Three Activities for Back-to-School Anxiety

by Diana Benner

Going back to school can be exciting for some students, but it can also be stressful for others. Feelings of anticipation and uncertainty can cause students to feel anxious. Students may begin to feel anxiety during the summer before the new school year begins. They might be wondering who their teacher will be, where their classes are, and if they will make new friends. Social-Emotional Learning (SEL) activities can help students cope with this anxiety. Let’s look at three SEL activities that can help students destress and start the year off strong.

Getting to Know You Bingo

Helping students get to know one another can make all the difference. With this bingo game, students will have fun learning about each other by finding things they have in common. To play the game, ask students to find classmates who fit the descriptors on the game card. Students can play a regular bingo game, or they can complete the entire card.

Example “Getting to Know You” Bingo Card

Give the winner a small reward and acknowledge everyone’s efforts by asking students to raise their hand if they completed five, 10, 15, or 20 squares. After the game is over, you can review each statement on the card and ask who it applied to. This is a good way for students to see what they have in common with others in the class.

To create a bingo card, I recommend using Flippity. Flippity has a bingo template along with instructions so that you can easily create your own cards. Below is an example of a bingo card I created.

Mindful Check In

A challenge for teachers is not knowing how students are feeling at the beginning of the school year. Therefore, it’s important to check in with them. Doing a check-in with your students before class begins can give you a good indication of how your students are feeling. Be sure to check out some of these daily check-in Jamboard templates. By acknowledging how your students feel, you are creating a safe place for them.

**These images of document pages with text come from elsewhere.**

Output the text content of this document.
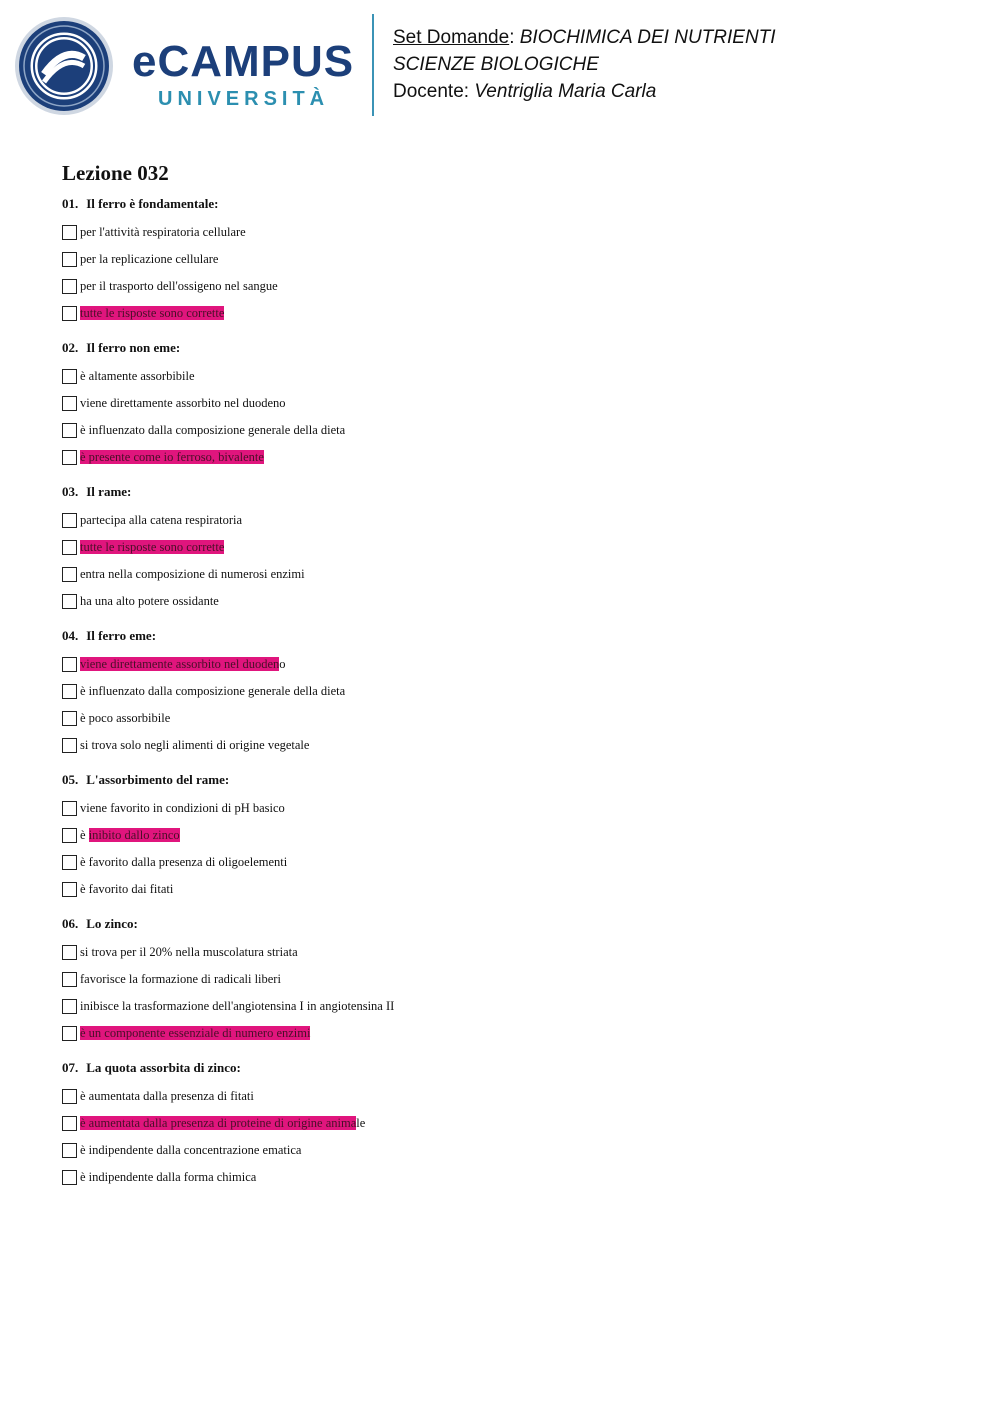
eCAMPUS
UNIVERSITÀ
Set Domande: BIOCHIMICA DEI NUTRIENTI
SCIENZE BIOLOGICHE
Docente: Ventriglia Maria Carla
Lezione 032
01. Il ferro è fondamentale:
per l'attività respiratoria cellulare
per la replicazione cellulare
per il trasporto dell'ossigeno nel sangue
tutte le risposte sono corrette
02. Il ferro non eme:
è altamente assorbibile
viene direttamente assorbito nel duodeno
è influenzato dalla composizione generale della dieta
è presente come io ferroso, bivalente
03. Il rame:
partecipa alla catena respiratoria
tutte le risposte sono corrette
entra nella composizione di numerosi enzimi
ha una alto potere ossidante
04. Il ferro eme:
viene direttamente assorbito nel duodeno
è influenzato dalla composizione generale della dieta
è poco assorbibile
si trova solo negli alimenti di origine vegetale
05. L'assorbimento del rame:
viene favorito in condizioni di pH basico
è inibito dallo zinco
è favorito dalla presenza di oligoelementi
è favorito dai fitati
06. Lo zinco:
si trova per il 20% nella muscolatura striata
favorisce la formazione di radicali liberi
inibisce la trasformazione dell'angiotensina I in angiotensina II
è un componente essenziale di numero enzimi
07. La quota assorbita di zinco:
è aumentata dalla presenza di fitati
è aumentata dalla presenza di proteine di origine animale
è indipendente dalla concentrazione ematica
è indipendente dalla forma chimica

If students indicate they are feeling good, then have them share their good feelings with the class. If students are feeling down or anxious, allow them some time to do mindfulness activities, like deep breathing exercises.

Worry Jar or Box

The Worry Box is an activity in which students can identify their worries and allow themselves to forget them for a little while. All you need for this activity is a glass or plastic jar. If you want a box, then you can use a shoe box. You can even decorate it if you want.

Example Worry Jar

Have students write down their anxieties or worries and place them in the worry box or jar. After students place their slips of paper in the box or jar, be sure to store it out of the student’s view. If your students want to share their anxieties, allow them to. They may find out that there are other students in the classroom that feel the same way. This can help build empathy among the class. If students are too young to write, they can draw their worries, and if you want a digital version, check out this Worry Monster Jamboard created by Karen Stepic.

For some students, going back to school can cause different levels of anxiety. There are many ways SEL can help students calm themselves and work through their insecurities. Encourage students to try out a few SEL activities and discover what works best for them.